Spike did find his sexual confidence in demonic embodiment; it’s not an act. He’s not the kind of monster that desperately wants love and sex and attention, but then has nothing to offer. He’s like a dog straining on a chain. Is it so wrong to want to be the meat the beast is straining towards? To want to be the thing someone wants so bad they’ll do horrible things to get it, including to you?
I’ve always said I didn’t need booze for nerve. I needed it for plausible deniability that the booze made me do it, when in fact, I just wanted it.
The men I've fucked and loved have been nervous, neurotic, timid, unsure of what they wanted, guilty when they tried to get it, never satisfied, never satisfying. They were, in a word, people. Not bloodsuckers. (Xanders, most of em, for better or worse.)

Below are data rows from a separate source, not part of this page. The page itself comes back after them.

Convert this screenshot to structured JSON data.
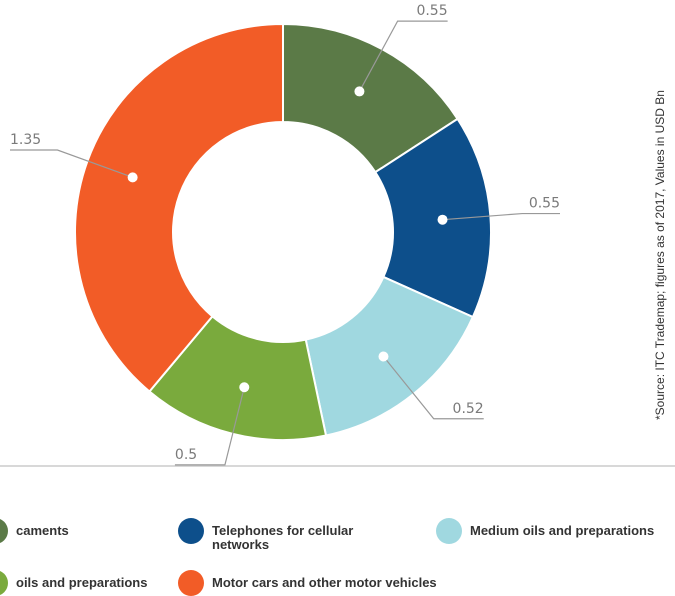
{
  "chart_data": {
    "type": "donut",
    "note": "*Source: ITC Trademap; figures as of 2017, Values in USD Bn",
    "series": [
      {
        "name": "caments",
        "color": "#5b7a47",
        "values": [
          0.55
        ]
      },
      {
        "name": "Telephones for cellular networks",
        "color": "#0d4f8b",
        "values": [
          0.55
        ]
      },
      {
        "name": "Medium oils and preparations",
        "color": "#a0d8e0",
        "values": [
          0.52
        ]
      },
      {
        "name": "oils and preparations",
        "color": "#7aaa3d",
        "values": [
          0.5
        ]
      },
      {
        "name": "Motor cars and other motor vehicles",
        "color": "#f25c27",
        "values": [
          1.35
        ]
      }
    ]
  }
}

The strong female lead in me says they wanted the chase, they wanted someone they saw as less than equal. That my kindness, my good taste, my love of sex, my lack of precisely controlled glamour, my directness, was not what they’d been raised to want and just didn’t know what to do with me, even simply just stick it in me. That not wanting to stick your dick in me is homophobic.
I have to accept that they were just human men. With their own preferences. And sometimes those preferences were not for me.
In my fantasies, everyone prefers me. But monsters aren’t real and life is not a fantasy. There’s a difference, although they can coexist and inform one another. Dream life and waking life. Stories and reality.